Writing in the Journal of Agricultural and Food Chemistry, researchers at Mizkan have also described studies in mice that highlight the mechanisms responsible for the changes in abdominal fat. Mice on a high-fat diet were divided into three groups and treated with 0.3% or 1.5% acetic acid solutions or water for 6 weeks. The groups treated with the acetic acid solutions consumed the same amount of food as the control group but showed reduced accumulation of body fat (about 10%) and hepatic lipids, with no changes in skeletal muscle weight. Significant increases in the expression of genes for peroxisome-proliferator-activated receptor-α (PPARα) and for fatty acid oxidation- and thermogenesis-related proteins were seen in the livers of the treatment groups. Similar up-regulation of gene expression was observed in vitro on addition of acetate to HepG2 cells.

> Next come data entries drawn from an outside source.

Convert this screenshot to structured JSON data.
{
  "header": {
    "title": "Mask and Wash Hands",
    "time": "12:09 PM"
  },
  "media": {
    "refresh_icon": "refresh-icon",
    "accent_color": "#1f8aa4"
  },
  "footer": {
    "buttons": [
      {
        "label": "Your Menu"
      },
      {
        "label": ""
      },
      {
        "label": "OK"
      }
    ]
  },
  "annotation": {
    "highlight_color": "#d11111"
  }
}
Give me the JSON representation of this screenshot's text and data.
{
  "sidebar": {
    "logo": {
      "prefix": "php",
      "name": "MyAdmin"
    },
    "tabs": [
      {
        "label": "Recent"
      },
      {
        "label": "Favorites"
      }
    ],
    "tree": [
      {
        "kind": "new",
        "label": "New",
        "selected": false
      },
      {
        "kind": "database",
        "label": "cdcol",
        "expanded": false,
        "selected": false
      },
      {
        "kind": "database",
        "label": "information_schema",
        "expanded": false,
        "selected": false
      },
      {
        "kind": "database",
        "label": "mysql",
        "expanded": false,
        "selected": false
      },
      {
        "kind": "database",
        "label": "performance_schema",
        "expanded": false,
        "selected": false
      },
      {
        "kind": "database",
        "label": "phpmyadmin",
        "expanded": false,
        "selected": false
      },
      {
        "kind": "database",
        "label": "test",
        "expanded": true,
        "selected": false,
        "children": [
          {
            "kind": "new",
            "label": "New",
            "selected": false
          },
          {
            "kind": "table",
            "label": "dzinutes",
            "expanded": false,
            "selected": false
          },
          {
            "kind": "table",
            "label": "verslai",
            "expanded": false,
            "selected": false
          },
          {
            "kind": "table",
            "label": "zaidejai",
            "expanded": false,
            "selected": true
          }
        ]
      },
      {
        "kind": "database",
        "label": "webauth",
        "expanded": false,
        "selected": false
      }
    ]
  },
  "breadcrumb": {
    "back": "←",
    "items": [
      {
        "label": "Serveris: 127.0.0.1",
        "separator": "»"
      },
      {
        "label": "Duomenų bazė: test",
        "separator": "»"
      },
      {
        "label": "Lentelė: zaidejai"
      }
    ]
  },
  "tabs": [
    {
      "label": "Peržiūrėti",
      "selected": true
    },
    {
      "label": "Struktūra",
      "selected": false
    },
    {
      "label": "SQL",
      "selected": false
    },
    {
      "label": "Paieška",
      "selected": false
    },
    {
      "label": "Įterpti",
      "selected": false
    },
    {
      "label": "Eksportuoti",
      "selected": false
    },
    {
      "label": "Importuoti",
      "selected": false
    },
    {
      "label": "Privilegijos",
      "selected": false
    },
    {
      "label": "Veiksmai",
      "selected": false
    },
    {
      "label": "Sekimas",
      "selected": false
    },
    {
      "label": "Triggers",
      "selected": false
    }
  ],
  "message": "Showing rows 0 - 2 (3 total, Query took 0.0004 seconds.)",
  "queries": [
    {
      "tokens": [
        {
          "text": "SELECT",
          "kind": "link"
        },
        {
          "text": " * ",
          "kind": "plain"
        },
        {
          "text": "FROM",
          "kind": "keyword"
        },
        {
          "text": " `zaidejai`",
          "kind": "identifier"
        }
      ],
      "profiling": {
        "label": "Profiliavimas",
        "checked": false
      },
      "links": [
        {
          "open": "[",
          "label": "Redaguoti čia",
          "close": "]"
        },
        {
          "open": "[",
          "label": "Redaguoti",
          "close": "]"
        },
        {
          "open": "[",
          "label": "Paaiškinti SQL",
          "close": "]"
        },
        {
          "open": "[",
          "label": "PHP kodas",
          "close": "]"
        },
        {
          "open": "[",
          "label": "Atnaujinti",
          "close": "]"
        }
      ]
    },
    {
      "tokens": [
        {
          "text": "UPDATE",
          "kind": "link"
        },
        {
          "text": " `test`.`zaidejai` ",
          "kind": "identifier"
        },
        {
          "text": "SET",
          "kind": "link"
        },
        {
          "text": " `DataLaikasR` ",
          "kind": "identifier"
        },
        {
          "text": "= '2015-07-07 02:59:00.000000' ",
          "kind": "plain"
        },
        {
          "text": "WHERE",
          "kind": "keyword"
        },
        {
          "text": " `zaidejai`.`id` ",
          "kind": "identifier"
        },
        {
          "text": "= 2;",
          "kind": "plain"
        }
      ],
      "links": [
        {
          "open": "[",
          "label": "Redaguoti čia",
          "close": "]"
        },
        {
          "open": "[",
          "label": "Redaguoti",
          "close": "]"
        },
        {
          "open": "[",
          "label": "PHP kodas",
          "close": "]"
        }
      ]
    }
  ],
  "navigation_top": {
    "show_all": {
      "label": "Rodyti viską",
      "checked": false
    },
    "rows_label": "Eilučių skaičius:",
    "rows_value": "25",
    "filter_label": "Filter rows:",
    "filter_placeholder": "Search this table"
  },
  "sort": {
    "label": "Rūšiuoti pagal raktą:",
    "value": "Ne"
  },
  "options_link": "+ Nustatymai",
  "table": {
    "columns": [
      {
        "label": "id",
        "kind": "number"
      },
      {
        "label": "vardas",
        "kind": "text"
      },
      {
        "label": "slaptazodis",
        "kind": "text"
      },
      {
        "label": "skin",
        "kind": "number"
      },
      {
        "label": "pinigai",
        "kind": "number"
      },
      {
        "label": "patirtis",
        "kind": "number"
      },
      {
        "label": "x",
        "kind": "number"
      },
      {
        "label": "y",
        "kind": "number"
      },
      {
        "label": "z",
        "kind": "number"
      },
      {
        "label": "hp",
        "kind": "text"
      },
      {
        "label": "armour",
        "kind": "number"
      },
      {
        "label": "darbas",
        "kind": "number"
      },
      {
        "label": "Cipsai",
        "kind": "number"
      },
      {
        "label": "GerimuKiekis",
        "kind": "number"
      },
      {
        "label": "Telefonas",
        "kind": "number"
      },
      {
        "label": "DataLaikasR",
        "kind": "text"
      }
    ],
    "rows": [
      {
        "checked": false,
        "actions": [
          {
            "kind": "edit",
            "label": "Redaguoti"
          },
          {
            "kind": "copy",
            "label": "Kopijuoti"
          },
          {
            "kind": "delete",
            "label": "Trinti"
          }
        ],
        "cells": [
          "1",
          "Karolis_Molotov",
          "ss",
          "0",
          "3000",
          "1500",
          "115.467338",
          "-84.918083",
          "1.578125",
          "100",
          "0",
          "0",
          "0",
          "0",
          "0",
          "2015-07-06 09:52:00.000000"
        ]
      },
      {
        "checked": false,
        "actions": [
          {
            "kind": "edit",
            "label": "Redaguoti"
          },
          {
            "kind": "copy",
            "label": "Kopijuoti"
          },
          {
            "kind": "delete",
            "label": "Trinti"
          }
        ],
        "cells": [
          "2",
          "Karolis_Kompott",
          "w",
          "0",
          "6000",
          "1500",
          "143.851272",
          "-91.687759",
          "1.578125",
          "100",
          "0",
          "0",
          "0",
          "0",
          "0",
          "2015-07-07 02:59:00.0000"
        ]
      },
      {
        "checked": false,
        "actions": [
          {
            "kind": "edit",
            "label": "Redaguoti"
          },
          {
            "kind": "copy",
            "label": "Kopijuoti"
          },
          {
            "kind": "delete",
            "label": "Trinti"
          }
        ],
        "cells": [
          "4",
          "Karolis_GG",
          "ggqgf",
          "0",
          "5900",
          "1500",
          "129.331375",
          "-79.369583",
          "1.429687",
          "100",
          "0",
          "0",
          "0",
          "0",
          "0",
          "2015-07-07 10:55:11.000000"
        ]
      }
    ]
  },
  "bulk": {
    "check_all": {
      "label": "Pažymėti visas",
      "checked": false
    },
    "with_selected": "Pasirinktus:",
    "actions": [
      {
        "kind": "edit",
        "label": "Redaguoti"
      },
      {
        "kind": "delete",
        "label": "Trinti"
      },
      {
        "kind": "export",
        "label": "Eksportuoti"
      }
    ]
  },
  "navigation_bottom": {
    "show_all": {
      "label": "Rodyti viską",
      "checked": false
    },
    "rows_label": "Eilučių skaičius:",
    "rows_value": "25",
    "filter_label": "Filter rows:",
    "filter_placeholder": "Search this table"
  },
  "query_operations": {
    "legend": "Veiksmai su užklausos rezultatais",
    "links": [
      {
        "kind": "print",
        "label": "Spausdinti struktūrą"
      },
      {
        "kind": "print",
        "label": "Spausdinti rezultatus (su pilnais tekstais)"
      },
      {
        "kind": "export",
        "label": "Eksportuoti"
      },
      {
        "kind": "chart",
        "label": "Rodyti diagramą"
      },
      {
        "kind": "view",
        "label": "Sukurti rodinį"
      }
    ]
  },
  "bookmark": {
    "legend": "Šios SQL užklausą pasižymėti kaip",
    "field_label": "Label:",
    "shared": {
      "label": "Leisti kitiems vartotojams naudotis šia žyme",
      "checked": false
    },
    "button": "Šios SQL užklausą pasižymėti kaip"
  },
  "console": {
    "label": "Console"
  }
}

The effects were not observed in cells depleted of α2 5′-AMP-activated protein kinase (AMPK) by siRNA. The authors conclude that acetic acid suppresses accumulation of body fat and liver lipids by up-regulating genes for PPARα and fatty-acid-oxidation-related proteins in the liver via an α2 AMPK mediated process.

If larger clinical studies confirm fat reduction and positive effects on metabolism in overweight humans, vinegar could be set to take a share of a very large weight-loss market.

A number of human studies have linked lack of sleep to weight gain – decreased insulin sensitivity and glucose tolerance as well as disruption of the natural balance between the appetite hormones grehlin and leptin have been put forward to explain this link between disrupted sleep and weight gain. In studies in rodents, researchers at Merck have now shown that T-type calcium channels regulate both sleep and body weight maintenance. Mice lacking Ca_V3.1 T-type calcium channels were known to have altered sleep/wake patterns and the new study showed that these mice are also resistant to weight gain induced by a high fat diet.

Writing in the Journal of Clinical Investigation, the researchers report that the knock-out mice gained significantly less weight and had less body fat than their wild-type littermates when fed a high fat diet. The resistance to weight gain of the knock-out mice could not be fully explained by reduced food intake, an overall increase in activity or increased metabolic rate. In further studies, a selective T-type channel antagonist, TTA-A2, was shown to prevent, and even reverse, weight gain induced by a high fat diet, and also to improve body composition to greater extent than the widely used appetite suppressant, fenfluramine. TTA-A2, when dosed either prior to the sleep phase or during the wake phase, was found to promote sleep – a result which was unexpected since the knock-out mice have increased wake time compared with wild type animals. Although the reasons for the observed differences between pharmacological antagonism and genetic knock-out remain to be fully explained, the study highlights the potential for antagonism of T-type calcium channels as a novel weight loss strategy.

The authors suggest that the benefits of T-type calcium channel antagonists may be the result of better alignment of feeding patterns and the circadian rhythm and that sleep or circadian treatments may be of particular benefit for people struggling to lose weight or maintain weight loss because of poor diet.